Effects of long-term, high-dose bovine thyrotropin administration on human thyroid tissues from patients with graves' disease and normal subjects xenografted into nude mice.

We have attempted to determine whether the administration of thyrotropin would have any different functional or histological effects on Graves' tissue as opposed to human normal thyroid tissue in an in vivo situation (i.e., after xenograft into nude athymic mice). A dosage of 0.03 units per mouse of bovine thyroid-stimulating hormone (b-TSH) was injected intraperitoneally daily for 6 consecutive weeks into xenografted mice. The parameters measured included the free T4 index and thyroid autoantibodies during the course of b-TSH injections.
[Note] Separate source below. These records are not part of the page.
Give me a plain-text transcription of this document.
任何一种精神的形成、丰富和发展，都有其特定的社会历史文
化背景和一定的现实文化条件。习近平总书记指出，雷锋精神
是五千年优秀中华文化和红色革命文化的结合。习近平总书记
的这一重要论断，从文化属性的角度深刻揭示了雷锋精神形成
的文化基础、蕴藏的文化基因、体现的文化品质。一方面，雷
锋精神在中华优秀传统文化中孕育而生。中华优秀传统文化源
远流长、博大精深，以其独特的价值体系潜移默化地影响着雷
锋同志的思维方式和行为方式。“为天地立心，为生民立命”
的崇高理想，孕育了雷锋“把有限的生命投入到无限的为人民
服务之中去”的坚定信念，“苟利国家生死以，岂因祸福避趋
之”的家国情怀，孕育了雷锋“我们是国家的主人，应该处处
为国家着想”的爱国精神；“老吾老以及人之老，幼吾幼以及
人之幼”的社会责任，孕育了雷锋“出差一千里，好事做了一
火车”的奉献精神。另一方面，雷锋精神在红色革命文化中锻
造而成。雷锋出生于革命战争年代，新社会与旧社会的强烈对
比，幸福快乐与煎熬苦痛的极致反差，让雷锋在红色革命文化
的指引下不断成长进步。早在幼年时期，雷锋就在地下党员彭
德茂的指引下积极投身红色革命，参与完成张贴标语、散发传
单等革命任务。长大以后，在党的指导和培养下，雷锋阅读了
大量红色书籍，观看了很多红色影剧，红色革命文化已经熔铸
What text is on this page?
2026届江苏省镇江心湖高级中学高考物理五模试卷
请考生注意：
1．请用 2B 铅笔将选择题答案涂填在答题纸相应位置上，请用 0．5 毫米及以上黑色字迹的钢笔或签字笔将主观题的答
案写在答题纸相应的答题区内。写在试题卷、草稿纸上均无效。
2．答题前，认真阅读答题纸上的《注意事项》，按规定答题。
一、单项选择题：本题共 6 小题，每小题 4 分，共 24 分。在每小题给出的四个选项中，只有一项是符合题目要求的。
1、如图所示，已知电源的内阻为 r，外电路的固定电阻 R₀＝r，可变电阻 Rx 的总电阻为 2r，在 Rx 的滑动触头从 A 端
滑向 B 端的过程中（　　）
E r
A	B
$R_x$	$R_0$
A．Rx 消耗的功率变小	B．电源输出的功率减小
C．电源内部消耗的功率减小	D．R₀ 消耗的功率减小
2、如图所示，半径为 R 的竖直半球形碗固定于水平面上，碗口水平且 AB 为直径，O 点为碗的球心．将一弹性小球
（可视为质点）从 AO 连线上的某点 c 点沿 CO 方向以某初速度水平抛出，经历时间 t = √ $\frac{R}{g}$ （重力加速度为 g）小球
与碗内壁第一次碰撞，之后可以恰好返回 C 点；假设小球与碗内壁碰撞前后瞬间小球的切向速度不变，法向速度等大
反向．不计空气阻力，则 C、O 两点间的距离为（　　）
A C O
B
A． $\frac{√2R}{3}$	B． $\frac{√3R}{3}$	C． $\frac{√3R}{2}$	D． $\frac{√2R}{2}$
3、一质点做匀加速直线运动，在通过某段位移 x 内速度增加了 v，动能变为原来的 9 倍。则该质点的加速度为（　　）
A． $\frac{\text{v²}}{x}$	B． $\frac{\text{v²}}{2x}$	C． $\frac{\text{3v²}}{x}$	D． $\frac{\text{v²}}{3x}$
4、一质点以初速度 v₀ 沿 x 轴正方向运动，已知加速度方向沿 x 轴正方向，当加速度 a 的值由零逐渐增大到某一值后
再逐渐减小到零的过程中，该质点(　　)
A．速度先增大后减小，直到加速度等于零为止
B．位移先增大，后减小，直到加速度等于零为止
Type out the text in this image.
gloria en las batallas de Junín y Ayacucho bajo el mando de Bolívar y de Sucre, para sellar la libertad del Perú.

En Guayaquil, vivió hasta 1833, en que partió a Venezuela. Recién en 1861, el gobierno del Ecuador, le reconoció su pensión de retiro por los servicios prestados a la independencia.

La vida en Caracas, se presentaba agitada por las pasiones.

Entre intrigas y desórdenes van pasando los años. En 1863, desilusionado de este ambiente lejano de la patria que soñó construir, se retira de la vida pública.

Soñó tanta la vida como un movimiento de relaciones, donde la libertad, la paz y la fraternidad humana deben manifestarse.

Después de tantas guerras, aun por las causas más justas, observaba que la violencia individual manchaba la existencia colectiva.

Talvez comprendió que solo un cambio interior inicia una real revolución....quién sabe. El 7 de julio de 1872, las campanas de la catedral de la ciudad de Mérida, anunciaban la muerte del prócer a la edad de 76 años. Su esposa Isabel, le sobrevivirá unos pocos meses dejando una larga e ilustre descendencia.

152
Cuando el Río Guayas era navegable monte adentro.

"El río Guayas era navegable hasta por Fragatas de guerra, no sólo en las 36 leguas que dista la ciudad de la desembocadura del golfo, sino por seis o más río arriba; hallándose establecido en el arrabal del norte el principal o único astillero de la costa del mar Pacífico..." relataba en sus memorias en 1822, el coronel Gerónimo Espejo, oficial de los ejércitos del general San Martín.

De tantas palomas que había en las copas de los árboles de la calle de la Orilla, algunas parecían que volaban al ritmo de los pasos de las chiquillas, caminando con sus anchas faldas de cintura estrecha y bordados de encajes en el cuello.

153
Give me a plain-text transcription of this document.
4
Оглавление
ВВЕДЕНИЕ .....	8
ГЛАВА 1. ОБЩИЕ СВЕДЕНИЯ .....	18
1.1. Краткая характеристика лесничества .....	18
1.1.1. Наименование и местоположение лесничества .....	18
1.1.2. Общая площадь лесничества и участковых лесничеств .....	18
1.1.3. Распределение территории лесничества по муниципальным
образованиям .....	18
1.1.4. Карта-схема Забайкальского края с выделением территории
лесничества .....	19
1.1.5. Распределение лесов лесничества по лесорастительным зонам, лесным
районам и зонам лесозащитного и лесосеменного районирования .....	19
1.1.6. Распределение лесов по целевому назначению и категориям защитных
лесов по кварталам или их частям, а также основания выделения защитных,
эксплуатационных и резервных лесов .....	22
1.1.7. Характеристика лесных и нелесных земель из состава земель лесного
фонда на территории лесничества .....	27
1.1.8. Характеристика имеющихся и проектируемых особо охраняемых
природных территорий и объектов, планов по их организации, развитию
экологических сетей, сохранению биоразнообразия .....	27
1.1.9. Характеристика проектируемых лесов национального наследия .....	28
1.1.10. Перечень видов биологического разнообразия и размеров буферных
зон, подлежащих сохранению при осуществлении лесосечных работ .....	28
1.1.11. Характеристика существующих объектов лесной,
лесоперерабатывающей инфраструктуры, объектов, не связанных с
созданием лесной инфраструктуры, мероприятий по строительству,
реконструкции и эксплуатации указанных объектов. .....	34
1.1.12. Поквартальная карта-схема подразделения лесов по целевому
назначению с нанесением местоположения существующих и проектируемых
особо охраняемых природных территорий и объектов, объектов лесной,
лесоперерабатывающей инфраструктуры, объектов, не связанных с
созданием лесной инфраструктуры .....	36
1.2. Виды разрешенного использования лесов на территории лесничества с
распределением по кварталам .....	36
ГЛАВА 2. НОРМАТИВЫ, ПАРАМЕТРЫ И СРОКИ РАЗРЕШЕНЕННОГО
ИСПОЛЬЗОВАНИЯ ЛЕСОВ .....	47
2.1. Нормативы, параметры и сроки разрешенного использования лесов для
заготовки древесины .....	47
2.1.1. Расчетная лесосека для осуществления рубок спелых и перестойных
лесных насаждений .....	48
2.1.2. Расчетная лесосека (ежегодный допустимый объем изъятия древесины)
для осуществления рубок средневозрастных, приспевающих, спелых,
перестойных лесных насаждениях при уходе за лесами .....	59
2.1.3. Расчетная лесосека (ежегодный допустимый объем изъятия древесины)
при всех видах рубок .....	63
Tritiated (3H)-thymidine incorporation into thyroid epithelial cells (TECs) and TEC HLA-DR expression were measured in the thyroid tissue at the time of human surgery and at sacrifice; in addition, light-microscopical observations were made at those times. Although there was a decline in free T4 index values during the course of the study, there was light-microscopical evidence suggestive of hyperplasia in both types of xenografted thyroid tissue. The TSH appeared to result in thyrocyte down-regulation, possibly of receptor or postreceptor origin. The administration of the b-TSH seemed to induce TEC HLA-DR expression in this study. Because these results differ from the effects of TSH on TEC in vitro with respect to TEC HLA-DR expression, it may be postulated that there are other factors liberated in vivo in the nude mice that interact with the TEC and TSH and initiate the TEC HLA-DR expression. We conclude that there are no significant differences between the responses of Graves' tissue and the normal human thyroid tissue in these studies.